Wednesday, May 11, 2005

Whole Systems Thinking and Pesky Details

I wasted an hour today trying to get an email signature line just the way I wanted it. The mail program I use is Eudora. I use it in paid mode. I’m not picking on Eudora so much as I am picking on the state of software tools in general (I’d love to hear your favorite tool horror).

I wanted to create several different signatures for different occasions…one for marketing to local clients, one that is just my “standard tagline”, etc. As part of my signature I wanted a line that included links to my website and blog on a single line:

website: www.wirfs-brock.com blog: www.wirfs-brock.com/rebeccasblog.html

That worked just fine for my standard signature file, where these were the only links. But then I wanted to create another signature which included these links followed by lines with links to upcoming public classes. Each class would be listed on a single line containing a link to the registration page. When I inserted these lines into my file, I encountered problems. The signature looked just fine when created and displayed as I was composing email. But somewhere in the process of sending and receiving the email, that first website link got mangled. I had encountered yet another case of what Scott Meyer’s refers as the keyhole problem. I still don’t know if this is a send or receive error, but trying to fix this problem drove me nuts.
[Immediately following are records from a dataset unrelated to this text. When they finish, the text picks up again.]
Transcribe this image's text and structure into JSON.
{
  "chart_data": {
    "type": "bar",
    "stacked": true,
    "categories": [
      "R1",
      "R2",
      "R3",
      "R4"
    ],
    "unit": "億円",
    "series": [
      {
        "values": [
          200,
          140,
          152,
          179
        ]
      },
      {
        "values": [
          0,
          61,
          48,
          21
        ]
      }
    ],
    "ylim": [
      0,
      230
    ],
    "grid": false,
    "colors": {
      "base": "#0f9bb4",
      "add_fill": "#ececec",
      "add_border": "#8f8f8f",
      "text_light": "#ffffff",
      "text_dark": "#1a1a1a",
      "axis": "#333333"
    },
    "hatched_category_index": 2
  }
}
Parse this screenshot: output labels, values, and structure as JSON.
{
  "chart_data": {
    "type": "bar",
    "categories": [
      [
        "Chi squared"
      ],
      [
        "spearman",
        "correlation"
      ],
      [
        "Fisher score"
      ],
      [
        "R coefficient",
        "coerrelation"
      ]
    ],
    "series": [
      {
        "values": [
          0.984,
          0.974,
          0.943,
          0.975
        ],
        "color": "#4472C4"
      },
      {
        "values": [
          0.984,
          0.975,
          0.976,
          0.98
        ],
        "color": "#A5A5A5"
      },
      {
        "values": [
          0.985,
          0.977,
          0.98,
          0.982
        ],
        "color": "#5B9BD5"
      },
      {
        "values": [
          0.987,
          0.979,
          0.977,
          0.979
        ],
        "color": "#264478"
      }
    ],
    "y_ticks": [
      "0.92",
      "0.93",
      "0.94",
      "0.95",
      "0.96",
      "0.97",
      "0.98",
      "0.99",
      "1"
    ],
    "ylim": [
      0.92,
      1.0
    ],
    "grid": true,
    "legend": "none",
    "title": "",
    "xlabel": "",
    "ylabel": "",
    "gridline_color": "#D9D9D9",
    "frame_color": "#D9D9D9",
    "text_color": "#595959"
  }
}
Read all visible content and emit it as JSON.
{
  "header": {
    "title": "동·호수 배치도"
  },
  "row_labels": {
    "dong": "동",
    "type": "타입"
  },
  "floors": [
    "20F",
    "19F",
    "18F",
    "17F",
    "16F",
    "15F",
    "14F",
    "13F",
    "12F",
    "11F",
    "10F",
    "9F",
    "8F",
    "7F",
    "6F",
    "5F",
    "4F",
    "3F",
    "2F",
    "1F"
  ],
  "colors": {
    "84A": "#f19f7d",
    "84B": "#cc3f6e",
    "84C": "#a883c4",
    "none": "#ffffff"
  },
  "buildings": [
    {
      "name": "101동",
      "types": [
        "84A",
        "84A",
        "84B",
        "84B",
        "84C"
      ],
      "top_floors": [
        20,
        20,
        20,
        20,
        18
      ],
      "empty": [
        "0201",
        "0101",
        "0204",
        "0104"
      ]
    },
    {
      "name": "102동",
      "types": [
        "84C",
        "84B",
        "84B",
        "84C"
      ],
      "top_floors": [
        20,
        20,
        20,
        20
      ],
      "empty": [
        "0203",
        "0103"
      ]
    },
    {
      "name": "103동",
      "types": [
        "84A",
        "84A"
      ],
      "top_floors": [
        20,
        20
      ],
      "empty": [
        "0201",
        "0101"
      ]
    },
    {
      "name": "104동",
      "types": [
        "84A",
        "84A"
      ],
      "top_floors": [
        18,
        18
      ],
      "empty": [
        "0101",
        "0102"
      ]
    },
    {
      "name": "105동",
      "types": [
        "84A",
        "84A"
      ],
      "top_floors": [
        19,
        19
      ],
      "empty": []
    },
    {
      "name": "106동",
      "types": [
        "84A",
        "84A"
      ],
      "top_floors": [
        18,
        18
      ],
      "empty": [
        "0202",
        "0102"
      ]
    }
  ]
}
Instead of a well-formed link, the link in incoming email was extended with spaces, breaking it. Needless to say, being a software geek, I vowed to tame this problem. I perform twenty or so different experiments over the next hour. I inserted tabs instead of spaces between my website and blog link. This worked, but the formatting was ragged and I don’t like inserting tabs into messages as some people’s mail systems don’t uniformly display text with embedded tabs. I put the website and blog links on separate lines. This worked, but it made my signature longer. I inserted one tab and spaces after the website link. This worked but had resulted in a ragged signature line that looked unprofessional. I copied the line with the links that worked from my other signature file and pasted it into the second signature one (of course this didn’t work, what was I thinking?). I tried re-specifying the links (this didn’t work either). I moved the broken-linked lines to after the single link lines in my signature file . This largely worked, too, except the spacing between the website link and the blog link came back with an extra space between them (making it a ragged line).

I then got the bright idea of creating a signature file in a fixed font, instead of Ariel. This worked. But I didn’t like how Courier looks. Too clunky. When I changed my signature file back to a font more appealing than Courier, Eudora apparently let me change my signature file, but it refused to pick up the new font information as specified in that file. Even rebooting my mail program didn’t correct the problem (obviously it was caching the font style and not really looking at the font specified in my signature file). I was headed even deeper into the weeds... At this point I decided to give up as I had several approaches that would work OK, even if they didn’t let me format the signature file exactly as I wanted.

All the trouble I had making a signature file made me want to chuck Eudora and move to another mailing tool. But I haven’t, just yet. I’m a healthy skeptic. Each software tool I use has its own peculiar quirks and annoying irritations. (But send me some convincing arguments about why I should move to another mail program and I’ll seriously consider it). Is this because developers are lazy or don’t care about quality? I suspect that most developers do not purposefully go about building quirky software. Yet somehow quirks creep in. There are myriad reasons. For one, most software is developed by teams. Each person has their own piece to implement and the system as a whole isn't "owned" by anyone. This traditional view of software development is changing with agile teams. Collective ownership, one of XP's core practices emphasizes teamwork. The more eyes that look at code, the better. But still, you need to pay attention to the system as a whole, even while paying attention to details.

You cannot eliminate these all bugs, but you can certainly waste time writing dumb little unit tests that don’t add any value. Uncovering quirky system behaviors requires spending your testing time wisely. It isn’t enough to write one simple test and declare, “setting up a signature file” seems to work. My quirky bug spanned multiple contexts—composing a signature file, sending email, and then receiving correctly formatted mail. Exploratory testing is a practice worth considering. It involves spending some time poking around, looking for stuff that just might not work. But developers need to take more responsiblity for overall system quality, too. Just checking that your code works isn't good enough.

2 Comments:

Anonymous Anonymous said...

"Each software tool I use has its own peculiar quirks and annoying irritations"

I used Eudora until I tried Thunderbird. For me its quirks and irritations were fewer and less bothersome than Eudora

4:15 AM  
Blogger Dave said...

Consider that hackers are really software testers working beyond the economic limit of the vendor. There is always another bug. Economics dictates that it will be found by someone other than the vendor's testers.